19. En troisième et dernier lieu, lorsqu'une personne publique se trouve en situation de compétence liée pour prendre un acte, l'ensemble des moyens soulevés à l'encontre d'un tel acte sont inopérants, à l'exception des moyens susceptibles de remettre en cause l'existence même d'une situation de compétence liée.

20. Il ressort des pièces du dossier que Mme B relève, en sa qualité de médecin, des dispositions de la quatrième partie du code de la santé publique. L'intéressée, dont la situation entre dans le champ du 2° du I de l'article 12 de la loi du 5 août 2021, devait, dès lors, satisfaire à l'obligation de vaccination contre la covid-19 fixée par les dispositions citées ci-dessus de cet article 12. Il n'est pas contesté que Mme B n'a produit aucun justificatif du respect de son obligation vaccinale en dépit de la demande qui lui a été adressée en ce sens au cours du mois de janvier 2022 par les services de l'agence régionale de santé de Provence-Alpes-Côte d'Azur. Dans ces conditions, le directeur général de cette agence, après avoir constaté, dans le cadre de la mission de contrôle qui lui est confiée par le législateur, que les conditions impliquant une interdiction d'exercer étaient réunies, sans avoir à porter d'appréciation en l'absence de justification invoquée, se trouvait en situation de compétence liée pour notifier à Mme B une interdiction d'exercer son activité jusqu'à ce qu'elle ait justifié d'un schéma vaccinal complet ou produit les justificatifs prévus au I de l'article 13 de la loi du 5 août 2021. Les moyens de légalité externe et interne, autres que ceux qui viennent d'être écartés ci-dessus, invoqués par la requérante et tirés de la méconnaissance de dispositions et principes de droit interne ne sont pas susceptibles de remettre en cause l'existence même de cette situation de compétence liée. Par suite, ces derniers moyens ne peuvent être utilement invoqués à l'appui des conclusions de Mme B tendant à l'annulation de la décision litigieuse, laquelle ne présente pas le caractère d'une sanction.
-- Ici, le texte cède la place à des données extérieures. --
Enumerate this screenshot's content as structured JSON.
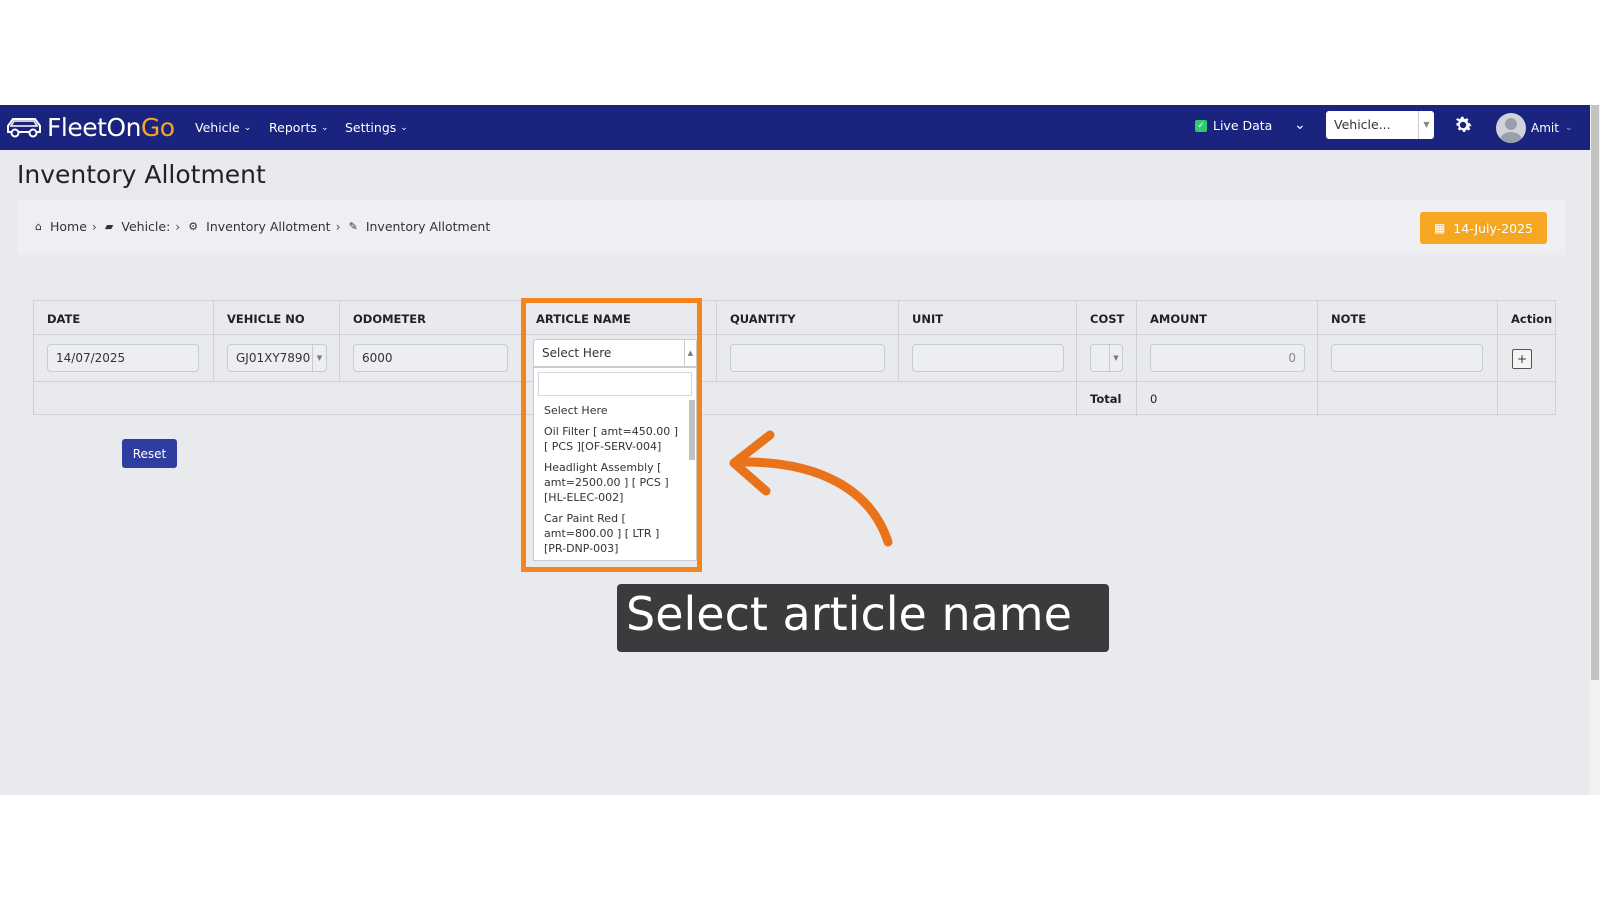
{
  "app": {
    "brand_part1": "FleetOn",
    "brand_part2": "Go"
  },
  "nav": {
    "vehicle": "Vehicle",
    "reports": "Reports",
    "settings": "Settings",
    "live_data": "Live Data",
    "live_data_checked": true,
    "vehicle_select": "Vehicle...",
    "user": "Amit"
  },
  "page": {
    "title": "Inventory Allotment",
    "date_button": "14-July-2025"
  },
  "breadcrumb": [
    {
      "label": "Home",
      "icon": "home-icon"
    },
    {
      "label": "Vehicle:",
      "icon": "truck-icon"
    },
    {
      "label": "Inventory Allotment",
      "icon": "gears-icon"
    },
    {
      "label": "Inventory Allotment",
      "icon": "edit-icon"
    }
  ],
  "table": {
    "headers": [
      "DATE",
      "VEHICLE NO",
      "ODOMETER",
      "ARTICLE NAME",
      "QUANTITY",
      "UNIT",
      "COST",
      "AMOUNT",
      "NOTE",
      "Action"
    ],
    "row": {
      "date": "14/07/2025",
      "vehicle_no": "GJ01XY7890",
      "odometer": "6000",
      "article_name": "Select Here",
      "quantity": "",
      "unit": "",
      "cost": "",
      "amount": "0",
      "note": "",
      "action": "+"
    },
    "total_label": "Total",
    "total_value": "0"
  },
  "dropdown": {
    "options": [
      "Select Here",
      "Oil Filter [ amt=450.00 ] [ PCS ][OF-SERV-004]",
      "Headlight Assembly [ amt=2500.00 ] [ PCS ] [HL-ELEC-002]",
      "Car Paint Red [ amt=800.00 ] [ LTR ][PR-DNP-003]"
    ]
  },
  "buttons": {
    "reset": "Reset"
  },
  "annotation": {
    "caption": "Select article name",
    "highlight_color": "#f5841f"
  },
  "colors": {
    "navbar": "#1a237e",
    "accent": "#f5a623",
    "primary_button": "#2f3da0"
  }
}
21. Il résulte de tout ce qui précède que la requête de Mme B doit être rejetée, y compris ses conclusions à fin d'injonction et d'astreinte ainsi que celles présentées au titre de l'article L. 761-1 du code de justice administrative.

D É C I D E :

Article 1er : La requête de Mme B est rejetée.
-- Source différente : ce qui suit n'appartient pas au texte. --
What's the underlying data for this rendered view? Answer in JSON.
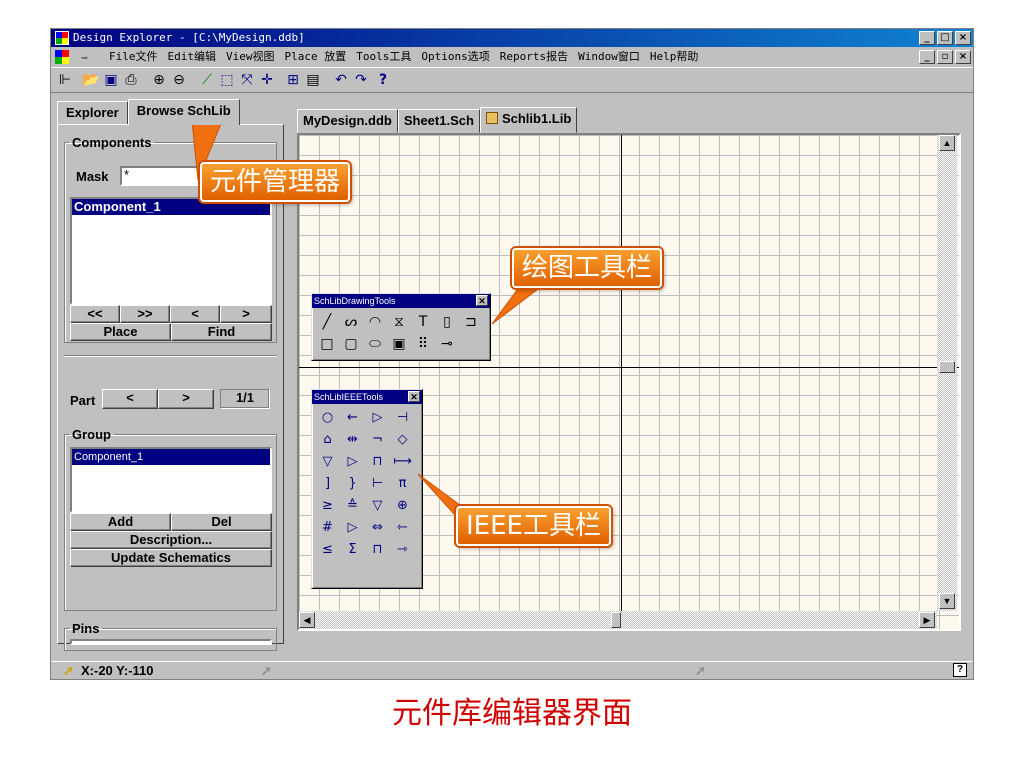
{
  "window": {
    "title": "Design Explorer - [C:\\MyDesign.ddb]"
  },
  "caption_buttons": {
    "minimize": "_",
    "maximize": "□",
    "close": "×",
    "restore": "▫"
  },
  "menu": [
    {
      "label": "File文件",
      "key": "F"
    },
    {
      "label": "Edit编辑",
      "key": "E"
    },
    {
      "label": "View视图",
      "key": "V"
    },
    {
      "label": "Place 放置",
      "key": "P"
    },
    {
      "label": "Tools工具",
      "key": "T"
    },
    {
      "label": "Options选项",
      "key": "O"
    },
    {
      "label": "Reports报告",
      "key": "R"
    },
    {
      "label": "Window窗口",
      "key": "W"
    },
    {
      "label": "Help帮助",
      "key": "H"
    }
  ],
  "left_panel": {
    "tabs": [
      "Explorer",
      "Browse SchLib"
    ],
    "active_tab": 1,
    "components_legend": "Components",
    "mask_label": "Mask",
    "mask_value": "*",
    "component_list": [
      "Component_1"
    ],
    "nav_buttons": [
      "<<",
      ">>",
      "<",
      ">"
    ],
    "place_label": "Place",
    "find_label": "Find",
    "part_label": "Part",
    "part_prev": "<",
    "part_next": ">",
    "part_value": "1/1",
    "group_legend": "Group",
    "group_list": [
      "Component_1"
    ],
    "add_label": "Add",
    "del_label": "Del",
    "description_label": "Description...",
    "update_label": "Update Schematics",
    "pins_legend": "Pins"
  },
  "doc_tabs": [
    "MyDesign.ddb",
    "Sheet1.Sch",
    "Schlib1.Lib"
  ],
  "active_doc_tab": 2,
  "drawing_tools": {
    "title": "SchLibDrawingTools",
    "icons": [
      "line-icon",
      "bezier-icon",
      "arc-icon",
      "polygon-icon",
      "text-icon",
      "component-icon",
      "part-icon",
      "rectangle-icon",
      "round-rectangle-icon",
      "ellipse-icon",
      "graphic-icon",
      "array-icon",
      "pin-icon"
    ],
    "glyphs": [
      "╱",
      "ᔕ",
      "◠",
      "⧖",
      "T",
      "▯",
      "⊐",
      "□",
      "▢",
      "⬭",
      "▣",
      "⠿",
      "⊸"
    ]
  },
  "ieee_tools": {
    "title": "SchLibIEEETools",
    "glyphs": [
      "○",
      "←",
      "▷",
      "⊣",
      "⌂",
      "⇹",
      "¬",
      "◇",
      "▽",
      "▷",
      "⊓",
      "⟼",
      "]",
      "}",
      "⊢",
      "π",
      "≥",
      "≙",
      "▽",
      "⊕",
      "#",
      "▷",
      "⇔",
      "⇽",
      "≤",
      "Σ",
      "⊓",
      "⇾"
    ]
  },
  "status": {
    "coords": "X:-20 Y:-110",
    "help_icon": "?"
  },
  "callouts": {
    "component_manager": "元件管理器",
    "drawing_toolbar": "绘图工具栏",
    "ieee_toolbar": "IEEE工具栏"
  },
  "caption": "元件库编辑器界面"
}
Article 2 : Le présent jugement sera notifié à Mme A B et à l'agence régionale de santé Provence-Alpes-Côte d'Azur.

Copie en sera adressée au conseil départemental de l'ordre des médecins de Vaucluse et à la caisse primaire d'assurance maladie de Vaucluse.

Délibéré après l'audience du 20 septembre 2024, à laquelle siégeaient :

M. Peretti, président,

M. Parisien, premier conseiller,

M. Mouret, premier conseiller.

Rendu public par mise à disposition au greffe le 4 octobre 2024.

Le rapporteur,

R. MOURETLe président,

P. PERETTI

La greffière,

I. MASSOT

La République mande et ordonne à la ministre de la santé et de l'accès aux soins en ce qui la concerne ou à tous commissaires de justice à ce requis en ce qui concerne les voies de droit commun contre les parties privées, de pourvoir à l'exécution de la présente décision.